Status of submission
Areas described as meeting EBSA criteria that were considered by the Conference of the Parties
  • dec-COP-12-DEC-22
Assessment of the area against CBD EBSA criteria
C1: Uniqueness or rarity Medium
This is a unique area within the European Arctic and on a circumpolar scale due to its combination of bottom topography, hydrological regime, biodiversity and productivity governed by impact of the Pechora River and its geographical location in the Eastern European Arctic. The Pechora Sea region supports a specific ecosystem important for the biological diversity of North-West Eurasia.
C2: Special importance for life-history stages of species High
The area is a critically important non-breeding habitat for waterfowl species migrating from western and central Siberia via the East Atlantic Flyway, an important feeding ground for alcids during the postbreeding period, an important year-round habitat for the southern stock of recovering Atlantic walrus. The fast ice area is an important breeding ground for ringed seals. The Pechora Sea basin supports the only European stock of Arctic cisco (Coregonus autumnalis) and is an important migration area for the Pechora Atlantic salmon stock. It is principal spawning area for the polar cod.
C3: Importance for threatened, endangered or declining species and/or habitats Medium
The area is important for the survival and recovery of the southern subpopulation of the Atlantic walrus. It provides an important feeding ground and migration path for beluga whales (IUCN VU). Polar bears inhabit the area throughout the year. It is an important migration flyway, postbreeding stop-over and staging area for long-tailed ducks (IUCN VU), velvet scoter (IUCN EN), Steller’s eiders (IUCN VU) and white-billed diver (IUCN VU).
C4: Vulnerability, fragility, sensitivity, or slow recovery High
The area harbours significant populations of ice-associated species of mammals and seabirds; ice habitats (flaw polynyas, ice edge) are sensitive to global warming.

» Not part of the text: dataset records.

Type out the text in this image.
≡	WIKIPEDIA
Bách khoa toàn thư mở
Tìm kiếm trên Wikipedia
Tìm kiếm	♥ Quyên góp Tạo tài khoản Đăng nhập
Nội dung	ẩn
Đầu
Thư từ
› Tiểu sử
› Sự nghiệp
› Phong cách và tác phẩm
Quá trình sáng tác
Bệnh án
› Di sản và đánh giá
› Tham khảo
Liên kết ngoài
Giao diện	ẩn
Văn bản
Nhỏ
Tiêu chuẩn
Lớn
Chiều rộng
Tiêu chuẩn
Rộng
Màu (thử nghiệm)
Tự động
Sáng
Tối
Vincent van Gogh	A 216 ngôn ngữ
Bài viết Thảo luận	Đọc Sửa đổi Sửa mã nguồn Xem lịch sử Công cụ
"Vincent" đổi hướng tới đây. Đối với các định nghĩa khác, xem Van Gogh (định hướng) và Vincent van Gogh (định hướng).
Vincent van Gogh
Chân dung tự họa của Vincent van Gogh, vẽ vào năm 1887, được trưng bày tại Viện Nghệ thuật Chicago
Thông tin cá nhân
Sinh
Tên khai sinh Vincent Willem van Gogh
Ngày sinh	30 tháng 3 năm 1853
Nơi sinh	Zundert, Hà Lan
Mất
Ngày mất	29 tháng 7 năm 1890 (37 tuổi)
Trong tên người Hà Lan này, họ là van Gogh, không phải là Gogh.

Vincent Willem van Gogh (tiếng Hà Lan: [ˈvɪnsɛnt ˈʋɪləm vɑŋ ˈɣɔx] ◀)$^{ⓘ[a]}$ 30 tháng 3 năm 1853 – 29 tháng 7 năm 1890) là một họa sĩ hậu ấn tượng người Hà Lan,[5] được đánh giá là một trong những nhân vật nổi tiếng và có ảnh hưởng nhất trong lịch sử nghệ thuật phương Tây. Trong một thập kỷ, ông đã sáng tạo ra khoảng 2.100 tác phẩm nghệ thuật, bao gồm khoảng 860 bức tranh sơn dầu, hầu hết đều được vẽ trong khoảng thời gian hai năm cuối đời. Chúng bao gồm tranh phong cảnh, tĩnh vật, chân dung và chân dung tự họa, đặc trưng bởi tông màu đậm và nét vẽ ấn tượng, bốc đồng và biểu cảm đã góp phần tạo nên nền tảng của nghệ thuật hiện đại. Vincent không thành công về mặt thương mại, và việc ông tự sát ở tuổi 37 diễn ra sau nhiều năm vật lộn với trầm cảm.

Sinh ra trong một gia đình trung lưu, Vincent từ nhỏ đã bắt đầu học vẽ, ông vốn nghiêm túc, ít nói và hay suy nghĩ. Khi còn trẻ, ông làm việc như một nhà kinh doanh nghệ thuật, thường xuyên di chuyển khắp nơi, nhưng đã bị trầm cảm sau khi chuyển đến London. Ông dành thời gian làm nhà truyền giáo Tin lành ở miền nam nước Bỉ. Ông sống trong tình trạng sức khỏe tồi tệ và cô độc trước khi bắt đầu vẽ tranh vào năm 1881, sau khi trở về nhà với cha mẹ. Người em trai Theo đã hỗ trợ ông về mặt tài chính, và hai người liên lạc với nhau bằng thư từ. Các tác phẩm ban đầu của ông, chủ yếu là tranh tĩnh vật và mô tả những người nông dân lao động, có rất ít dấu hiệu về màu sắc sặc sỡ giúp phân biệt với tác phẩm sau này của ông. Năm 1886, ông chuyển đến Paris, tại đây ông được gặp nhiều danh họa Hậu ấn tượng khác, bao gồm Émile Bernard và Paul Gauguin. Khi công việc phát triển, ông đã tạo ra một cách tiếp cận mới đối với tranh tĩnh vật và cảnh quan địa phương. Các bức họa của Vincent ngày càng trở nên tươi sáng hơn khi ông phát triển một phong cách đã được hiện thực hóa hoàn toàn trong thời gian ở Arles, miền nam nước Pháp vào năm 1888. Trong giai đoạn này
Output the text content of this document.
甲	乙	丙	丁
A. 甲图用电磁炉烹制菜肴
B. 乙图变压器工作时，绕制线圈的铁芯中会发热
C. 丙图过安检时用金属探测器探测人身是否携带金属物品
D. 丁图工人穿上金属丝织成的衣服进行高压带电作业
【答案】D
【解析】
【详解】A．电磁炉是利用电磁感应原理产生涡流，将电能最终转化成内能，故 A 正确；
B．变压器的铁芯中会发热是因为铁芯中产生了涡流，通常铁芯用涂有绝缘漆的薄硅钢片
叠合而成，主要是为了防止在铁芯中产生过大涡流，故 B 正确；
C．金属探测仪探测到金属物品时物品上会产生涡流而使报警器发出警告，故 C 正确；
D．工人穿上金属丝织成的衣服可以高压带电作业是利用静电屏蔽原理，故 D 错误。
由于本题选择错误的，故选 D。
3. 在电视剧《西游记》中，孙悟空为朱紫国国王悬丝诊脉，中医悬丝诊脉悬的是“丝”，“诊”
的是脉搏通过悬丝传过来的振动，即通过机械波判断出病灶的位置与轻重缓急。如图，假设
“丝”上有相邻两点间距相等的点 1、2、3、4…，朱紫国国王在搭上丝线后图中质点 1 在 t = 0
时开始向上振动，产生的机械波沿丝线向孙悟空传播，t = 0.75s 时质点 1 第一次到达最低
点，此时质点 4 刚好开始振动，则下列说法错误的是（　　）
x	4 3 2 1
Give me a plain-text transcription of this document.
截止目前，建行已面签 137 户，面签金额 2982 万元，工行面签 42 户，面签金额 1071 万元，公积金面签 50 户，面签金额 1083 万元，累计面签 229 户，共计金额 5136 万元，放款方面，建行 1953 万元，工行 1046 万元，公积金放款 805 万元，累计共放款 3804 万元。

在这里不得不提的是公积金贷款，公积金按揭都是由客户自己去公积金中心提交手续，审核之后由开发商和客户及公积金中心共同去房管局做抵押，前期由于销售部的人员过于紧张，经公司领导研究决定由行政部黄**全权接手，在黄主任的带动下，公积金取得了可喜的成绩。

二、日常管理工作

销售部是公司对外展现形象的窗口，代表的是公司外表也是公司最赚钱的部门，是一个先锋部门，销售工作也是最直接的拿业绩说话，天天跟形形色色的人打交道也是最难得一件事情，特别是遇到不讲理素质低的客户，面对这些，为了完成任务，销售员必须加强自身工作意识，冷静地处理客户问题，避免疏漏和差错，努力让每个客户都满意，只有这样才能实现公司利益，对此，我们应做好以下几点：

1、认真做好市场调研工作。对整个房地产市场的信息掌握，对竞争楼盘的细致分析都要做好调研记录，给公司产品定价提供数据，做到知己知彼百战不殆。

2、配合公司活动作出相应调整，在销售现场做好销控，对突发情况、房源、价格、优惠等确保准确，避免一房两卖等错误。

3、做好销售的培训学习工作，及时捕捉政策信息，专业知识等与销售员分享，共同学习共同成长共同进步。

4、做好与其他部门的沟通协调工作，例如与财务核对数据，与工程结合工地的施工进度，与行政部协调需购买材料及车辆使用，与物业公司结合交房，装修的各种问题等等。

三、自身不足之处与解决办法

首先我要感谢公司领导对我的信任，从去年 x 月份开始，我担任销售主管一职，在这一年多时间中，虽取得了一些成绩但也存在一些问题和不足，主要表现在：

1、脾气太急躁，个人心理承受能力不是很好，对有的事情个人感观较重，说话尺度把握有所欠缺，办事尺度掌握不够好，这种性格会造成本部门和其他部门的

Mass aggregation of postbreeding seaducks and alcids, haul-out for walruses, as well as fry and larvae of polar cod, which are particularly vulnerable to oil spills.
C5: Biological productivity High
The area has one of highest benthic biomasses in the Barents Sea, which supports numerous populations of the benthic-feeding seabirds and walruses. Large stocks of white-fishes and Atlantic salmon.
C6: Biological diversity Medium
The area is a hot-spot for avian diversity, especially for waterbirds, with the highest diversity of coregonid species in the European Arctic and the presence of Pacific elements in its fish fauna.
C7: Naturalness Medium
As a whole this is a pristine Arctic area, but it is one of the most developed areas of the Arctic in terms of shelf petroleum exploration (shelf oil extraction and transportation), relatively high ship traffic, pollutant discharge in the Pechora River.